• cumhuriyet tarihinin en kara günlerinden biri...
  • başkent ankara'nın göbeğinde iki patlama: 86 can kaybı, 186 yaralı. ama içişleri bakanı'na göre hiçbir güvenlik zafiyeti yok, istifayı düşünen de yok!! vah vahhh güzel ülkem...
  • türkiye'ye dair umudumu kaybettiğim, tarihe kara leke olarak geçmesi gereken gündür.
    devlet terörünün doruk noktası.
    (bkz: hayat kısa, katil uzun)
  • her olayda olduğu gibi, balık hafızalı milletimizin 1 hafta sonra unutacağı en kara gün.
  • katliam günüdür. hesap soranlar gördü, devletin vereceği cevapların çapı belli. sorumlu kadrolar yaptıkları açıklamalarda adeta halkla dalga çekmekte birbirleriyle yarıştılar. kaç tane nitelikli ve görmeyi hasret kaldığımız şekilde işini hakkıyla yapan gazeteci ve muhabir olayı aydınlatmaya çalıştı; katliamın nasıl ‘geliyorum’ dediğini, suruç-diyarbakır-ankara olaylarındaki faillerin bağlantılarını, istihbaratın yapılabilecekken yapmadıklarını bir bir yazdılar. bu saatten sonra daha ne sorulabilir? yani gazeteci yazıyor, istihbaratta tık yok. soruşturmaya ‘geçici’ yayın yasağı getirildi. paranoyaklaştırılan halk bunu tartışırken üstüne eleştiri yasağı geldi. eleştiri yasağı! bunları küçük harflerle yazmak bile zor.

    bense çoğunuz gibi bıktım. sağda solda kimseye bir faydası olmayan lümpence yorumlar yapıp, asıl işe yarayacak durumlarda tembel ve sessiz kalanlardan bıktım. yaşadığı üzüntüyü ‘bir sağa yattım üzüldüm sonra bir de sola yatarak üzüldüm’ diye bir eylemmişçesine anlatanlardan soğudum. acının sürekliliği değil de tazeliği olmasından; tazeliği giden acının üzerine maç yapılmasından, iptal olmayan konserlerden bıktım. şirketlerin en azından sayfasına bir ‘yastayız’ yazısı koymamasından ve benim ısrarla herkesten her koşulda bir duyarlılık kırıntısı görmek isteyen bünyemden bıktım.

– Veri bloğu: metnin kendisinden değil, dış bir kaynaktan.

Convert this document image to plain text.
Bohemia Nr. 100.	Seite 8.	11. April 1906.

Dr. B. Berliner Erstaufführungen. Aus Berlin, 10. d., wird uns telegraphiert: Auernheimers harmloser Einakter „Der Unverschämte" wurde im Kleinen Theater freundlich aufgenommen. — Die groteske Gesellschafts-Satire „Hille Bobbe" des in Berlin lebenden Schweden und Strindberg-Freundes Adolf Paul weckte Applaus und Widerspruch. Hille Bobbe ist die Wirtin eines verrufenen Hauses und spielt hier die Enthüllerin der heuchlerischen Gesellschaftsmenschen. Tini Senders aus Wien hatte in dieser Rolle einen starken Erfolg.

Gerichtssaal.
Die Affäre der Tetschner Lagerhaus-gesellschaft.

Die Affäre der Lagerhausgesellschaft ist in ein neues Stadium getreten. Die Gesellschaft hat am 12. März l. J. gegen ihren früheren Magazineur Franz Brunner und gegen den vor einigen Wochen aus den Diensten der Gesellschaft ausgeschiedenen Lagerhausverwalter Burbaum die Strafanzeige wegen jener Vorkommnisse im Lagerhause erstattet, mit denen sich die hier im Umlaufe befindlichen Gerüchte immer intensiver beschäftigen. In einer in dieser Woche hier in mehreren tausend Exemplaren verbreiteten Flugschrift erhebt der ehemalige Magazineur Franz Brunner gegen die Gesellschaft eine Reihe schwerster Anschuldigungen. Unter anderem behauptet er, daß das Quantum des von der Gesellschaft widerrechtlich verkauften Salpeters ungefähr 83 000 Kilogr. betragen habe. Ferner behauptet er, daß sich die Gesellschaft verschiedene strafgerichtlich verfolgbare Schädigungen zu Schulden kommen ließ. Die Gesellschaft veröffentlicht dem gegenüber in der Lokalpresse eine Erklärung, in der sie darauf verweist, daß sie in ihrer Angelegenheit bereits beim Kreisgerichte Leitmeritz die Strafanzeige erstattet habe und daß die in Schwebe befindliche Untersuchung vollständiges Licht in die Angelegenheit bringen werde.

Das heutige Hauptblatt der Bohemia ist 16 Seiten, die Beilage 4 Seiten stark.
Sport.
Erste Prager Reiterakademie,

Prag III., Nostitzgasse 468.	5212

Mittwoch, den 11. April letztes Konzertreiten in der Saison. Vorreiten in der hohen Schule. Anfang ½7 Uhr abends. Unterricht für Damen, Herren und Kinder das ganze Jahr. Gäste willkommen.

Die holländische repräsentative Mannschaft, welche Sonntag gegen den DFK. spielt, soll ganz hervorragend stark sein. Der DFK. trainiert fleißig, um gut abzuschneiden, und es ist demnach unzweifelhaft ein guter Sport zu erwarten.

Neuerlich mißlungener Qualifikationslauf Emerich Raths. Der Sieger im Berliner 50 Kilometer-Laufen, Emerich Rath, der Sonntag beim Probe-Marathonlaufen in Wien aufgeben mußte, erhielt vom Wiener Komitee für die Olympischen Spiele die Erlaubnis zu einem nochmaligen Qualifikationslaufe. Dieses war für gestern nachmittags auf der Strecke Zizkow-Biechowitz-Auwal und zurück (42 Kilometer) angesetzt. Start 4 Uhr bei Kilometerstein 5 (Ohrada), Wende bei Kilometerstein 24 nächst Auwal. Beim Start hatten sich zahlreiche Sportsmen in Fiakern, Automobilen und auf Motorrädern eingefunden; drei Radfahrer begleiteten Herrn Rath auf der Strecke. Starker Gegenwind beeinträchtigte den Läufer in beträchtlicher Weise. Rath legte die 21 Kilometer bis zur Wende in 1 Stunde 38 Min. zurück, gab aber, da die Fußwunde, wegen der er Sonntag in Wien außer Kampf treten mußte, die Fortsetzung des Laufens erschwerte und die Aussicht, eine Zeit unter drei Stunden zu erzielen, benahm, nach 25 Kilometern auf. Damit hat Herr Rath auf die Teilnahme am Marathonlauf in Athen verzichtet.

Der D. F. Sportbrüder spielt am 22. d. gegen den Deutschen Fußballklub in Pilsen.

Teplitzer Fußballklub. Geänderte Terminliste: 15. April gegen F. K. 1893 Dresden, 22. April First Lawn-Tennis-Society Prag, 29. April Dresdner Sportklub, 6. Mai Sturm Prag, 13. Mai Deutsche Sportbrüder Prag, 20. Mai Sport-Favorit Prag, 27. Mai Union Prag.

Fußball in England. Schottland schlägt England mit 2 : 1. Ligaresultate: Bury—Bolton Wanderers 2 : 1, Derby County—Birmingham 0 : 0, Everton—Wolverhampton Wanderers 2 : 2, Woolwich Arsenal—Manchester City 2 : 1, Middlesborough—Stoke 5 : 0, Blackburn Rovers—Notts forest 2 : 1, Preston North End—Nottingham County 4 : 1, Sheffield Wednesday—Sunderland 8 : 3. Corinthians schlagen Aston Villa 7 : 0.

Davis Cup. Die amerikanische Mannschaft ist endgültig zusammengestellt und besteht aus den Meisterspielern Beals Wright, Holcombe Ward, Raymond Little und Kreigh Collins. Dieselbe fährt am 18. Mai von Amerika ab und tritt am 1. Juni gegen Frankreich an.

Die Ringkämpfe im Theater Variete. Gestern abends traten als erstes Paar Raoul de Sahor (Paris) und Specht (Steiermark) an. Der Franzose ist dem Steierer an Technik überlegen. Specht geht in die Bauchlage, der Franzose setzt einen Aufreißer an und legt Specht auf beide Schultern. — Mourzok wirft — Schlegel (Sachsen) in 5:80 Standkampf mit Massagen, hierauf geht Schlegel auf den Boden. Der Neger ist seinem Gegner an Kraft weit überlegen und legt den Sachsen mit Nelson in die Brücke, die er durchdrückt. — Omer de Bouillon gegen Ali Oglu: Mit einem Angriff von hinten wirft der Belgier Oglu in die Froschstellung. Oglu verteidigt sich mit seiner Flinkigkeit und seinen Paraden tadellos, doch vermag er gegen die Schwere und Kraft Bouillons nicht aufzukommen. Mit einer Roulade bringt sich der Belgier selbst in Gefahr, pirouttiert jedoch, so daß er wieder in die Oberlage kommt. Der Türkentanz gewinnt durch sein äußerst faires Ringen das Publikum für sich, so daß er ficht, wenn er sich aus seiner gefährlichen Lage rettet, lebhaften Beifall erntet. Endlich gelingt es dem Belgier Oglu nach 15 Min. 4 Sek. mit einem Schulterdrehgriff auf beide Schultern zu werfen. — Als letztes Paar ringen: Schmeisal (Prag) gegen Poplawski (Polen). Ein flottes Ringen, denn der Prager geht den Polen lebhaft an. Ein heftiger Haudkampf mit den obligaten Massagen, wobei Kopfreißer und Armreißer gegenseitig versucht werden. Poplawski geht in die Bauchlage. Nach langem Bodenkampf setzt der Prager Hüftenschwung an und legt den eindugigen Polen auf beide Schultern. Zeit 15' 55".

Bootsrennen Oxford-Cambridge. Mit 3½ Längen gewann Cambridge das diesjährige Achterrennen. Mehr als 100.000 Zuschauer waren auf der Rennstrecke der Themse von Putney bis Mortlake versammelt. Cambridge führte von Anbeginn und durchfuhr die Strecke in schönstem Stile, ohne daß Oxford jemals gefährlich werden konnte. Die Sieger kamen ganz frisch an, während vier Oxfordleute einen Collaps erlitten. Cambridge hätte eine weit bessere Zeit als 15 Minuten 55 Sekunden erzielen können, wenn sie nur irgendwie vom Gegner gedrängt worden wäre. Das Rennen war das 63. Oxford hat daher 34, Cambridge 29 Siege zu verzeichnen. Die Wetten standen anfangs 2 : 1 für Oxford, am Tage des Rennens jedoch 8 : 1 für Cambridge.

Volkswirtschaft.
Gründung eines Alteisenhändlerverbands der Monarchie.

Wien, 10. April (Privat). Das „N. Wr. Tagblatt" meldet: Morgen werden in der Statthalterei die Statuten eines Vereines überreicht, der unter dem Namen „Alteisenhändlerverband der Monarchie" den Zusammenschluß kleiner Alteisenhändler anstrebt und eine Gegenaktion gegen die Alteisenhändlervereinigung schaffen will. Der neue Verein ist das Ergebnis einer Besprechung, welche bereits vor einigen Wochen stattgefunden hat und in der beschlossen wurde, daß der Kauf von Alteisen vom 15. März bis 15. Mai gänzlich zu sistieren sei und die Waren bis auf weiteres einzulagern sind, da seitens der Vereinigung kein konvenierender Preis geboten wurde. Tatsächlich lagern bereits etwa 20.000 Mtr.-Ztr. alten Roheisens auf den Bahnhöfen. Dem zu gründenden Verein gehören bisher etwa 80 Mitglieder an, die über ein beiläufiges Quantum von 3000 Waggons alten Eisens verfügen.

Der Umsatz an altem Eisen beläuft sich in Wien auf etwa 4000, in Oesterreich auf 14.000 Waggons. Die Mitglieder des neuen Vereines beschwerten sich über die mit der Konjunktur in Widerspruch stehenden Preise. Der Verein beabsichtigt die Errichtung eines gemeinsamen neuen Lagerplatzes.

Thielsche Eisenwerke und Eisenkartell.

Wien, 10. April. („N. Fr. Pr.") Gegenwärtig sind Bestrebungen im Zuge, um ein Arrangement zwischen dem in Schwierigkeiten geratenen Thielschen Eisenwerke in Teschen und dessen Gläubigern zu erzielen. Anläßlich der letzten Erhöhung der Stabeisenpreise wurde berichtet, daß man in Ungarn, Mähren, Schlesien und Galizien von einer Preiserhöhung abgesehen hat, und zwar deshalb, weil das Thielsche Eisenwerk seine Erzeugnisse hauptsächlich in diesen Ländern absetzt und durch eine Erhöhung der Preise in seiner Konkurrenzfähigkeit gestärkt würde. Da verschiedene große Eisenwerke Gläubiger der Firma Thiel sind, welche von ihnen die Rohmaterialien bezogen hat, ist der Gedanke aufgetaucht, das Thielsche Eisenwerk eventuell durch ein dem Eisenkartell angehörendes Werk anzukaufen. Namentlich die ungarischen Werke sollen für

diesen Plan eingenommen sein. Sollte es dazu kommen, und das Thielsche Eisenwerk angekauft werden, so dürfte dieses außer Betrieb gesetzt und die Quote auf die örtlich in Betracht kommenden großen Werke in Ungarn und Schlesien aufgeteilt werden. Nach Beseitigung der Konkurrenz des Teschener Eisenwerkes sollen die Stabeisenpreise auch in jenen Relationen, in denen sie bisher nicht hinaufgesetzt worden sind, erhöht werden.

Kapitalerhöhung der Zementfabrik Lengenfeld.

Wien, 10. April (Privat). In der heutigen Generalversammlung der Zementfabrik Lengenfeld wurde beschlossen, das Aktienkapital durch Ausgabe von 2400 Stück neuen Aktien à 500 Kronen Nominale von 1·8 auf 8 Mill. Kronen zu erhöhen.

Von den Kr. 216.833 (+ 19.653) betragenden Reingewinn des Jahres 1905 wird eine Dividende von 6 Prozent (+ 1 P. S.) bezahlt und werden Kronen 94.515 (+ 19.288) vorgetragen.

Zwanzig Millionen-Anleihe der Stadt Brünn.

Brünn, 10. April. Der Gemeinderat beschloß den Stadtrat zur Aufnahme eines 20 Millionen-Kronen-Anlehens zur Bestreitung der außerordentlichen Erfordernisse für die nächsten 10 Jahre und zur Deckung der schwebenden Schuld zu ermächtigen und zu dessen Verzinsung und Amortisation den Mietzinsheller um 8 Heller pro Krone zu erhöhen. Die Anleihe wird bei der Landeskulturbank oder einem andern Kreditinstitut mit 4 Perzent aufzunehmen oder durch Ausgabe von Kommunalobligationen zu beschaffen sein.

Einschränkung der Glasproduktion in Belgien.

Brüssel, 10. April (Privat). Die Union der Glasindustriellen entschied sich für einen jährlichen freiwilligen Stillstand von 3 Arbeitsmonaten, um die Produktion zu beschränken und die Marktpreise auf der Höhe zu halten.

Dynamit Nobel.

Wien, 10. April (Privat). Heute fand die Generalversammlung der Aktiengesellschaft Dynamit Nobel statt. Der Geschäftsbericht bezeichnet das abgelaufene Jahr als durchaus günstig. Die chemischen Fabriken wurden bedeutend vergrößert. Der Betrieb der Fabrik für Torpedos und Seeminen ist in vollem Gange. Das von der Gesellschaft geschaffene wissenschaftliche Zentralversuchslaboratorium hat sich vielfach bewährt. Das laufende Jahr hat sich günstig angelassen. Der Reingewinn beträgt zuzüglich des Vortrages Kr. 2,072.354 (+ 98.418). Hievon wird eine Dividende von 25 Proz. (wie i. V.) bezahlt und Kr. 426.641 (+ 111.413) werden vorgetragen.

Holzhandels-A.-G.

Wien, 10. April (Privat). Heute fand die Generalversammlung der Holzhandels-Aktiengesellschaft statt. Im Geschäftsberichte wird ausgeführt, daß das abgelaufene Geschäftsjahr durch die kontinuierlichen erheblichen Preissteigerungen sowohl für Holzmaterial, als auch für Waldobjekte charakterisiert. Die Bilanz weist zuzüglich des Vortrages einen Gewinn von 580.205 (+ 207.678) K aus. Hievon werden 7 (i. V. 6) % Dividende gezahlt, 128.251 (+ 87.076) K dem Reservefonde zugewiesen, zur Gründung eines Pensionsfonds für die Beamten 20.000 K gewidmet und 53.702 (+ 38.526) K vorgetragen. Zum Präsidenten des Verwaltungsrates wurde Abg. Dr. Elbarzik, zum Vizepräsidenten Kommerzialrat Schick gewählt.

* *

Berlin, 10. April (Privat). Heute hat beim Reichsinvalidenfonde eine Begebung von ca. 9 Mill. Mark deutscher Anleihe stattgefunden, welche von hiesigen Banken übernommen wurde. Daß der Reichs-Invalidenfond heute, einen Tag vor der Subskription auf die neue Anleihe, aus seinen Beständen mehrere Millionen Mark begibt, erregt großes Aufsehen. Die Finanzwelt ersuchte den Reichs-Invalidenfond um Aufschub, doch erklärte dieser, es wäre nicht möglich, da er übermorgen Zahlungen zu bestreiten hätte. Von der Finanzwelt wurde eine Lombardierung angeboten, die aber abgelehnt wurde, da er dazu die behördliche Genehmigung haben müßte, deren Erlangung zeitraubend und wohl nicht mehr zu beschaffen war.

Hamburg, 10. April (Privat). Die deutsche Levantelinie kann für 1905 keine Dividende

    "acı insanları birleştirir, biz acıda bile birleşemedik", bravo ne büyük tespit! "cahillerin ülkesi burası", e biliyoruz! peki sen bununla ilgili söylenmekten ve bariz olan şeyleri tekrar ederek kendini tespit yapmış gibi hissetmekten başka ne yapacaksın? bu yaşanan, senin de yaşadığın acı, acımız, sana ne öğretti? 10 ekim 2015’ten öncesiyle şimdiki farkın ne senin? ve biliyorsun bu yalnızca ankara katliamı’ndan ibaret değil, onun şimdi acısı ‘taze’ ya, o yüzden onun üzerinden konuşuyoruz. biri size şu soruları direkt yüzünüze sorsa, ‘sen ne yapıyorsun peki?’ dersiniz sinirle. o kadar da kapalıyız eleştiriye. ki bu sorudan gerçekten alınıyorsan, ben sana inanıyorum. yapmadığından utanmak yapabileceğin ve kötülüğe meydan bırakmayacak kadar sağduyulu olduğun anlamına geliyor. düşüncelerimizi, koşullarımızı, hedeflerimizi başkalarıyla kıyaslayarak değil, kendimizle hesaplaşarak yapmaya başlasak iç huzura da kavuşacağız.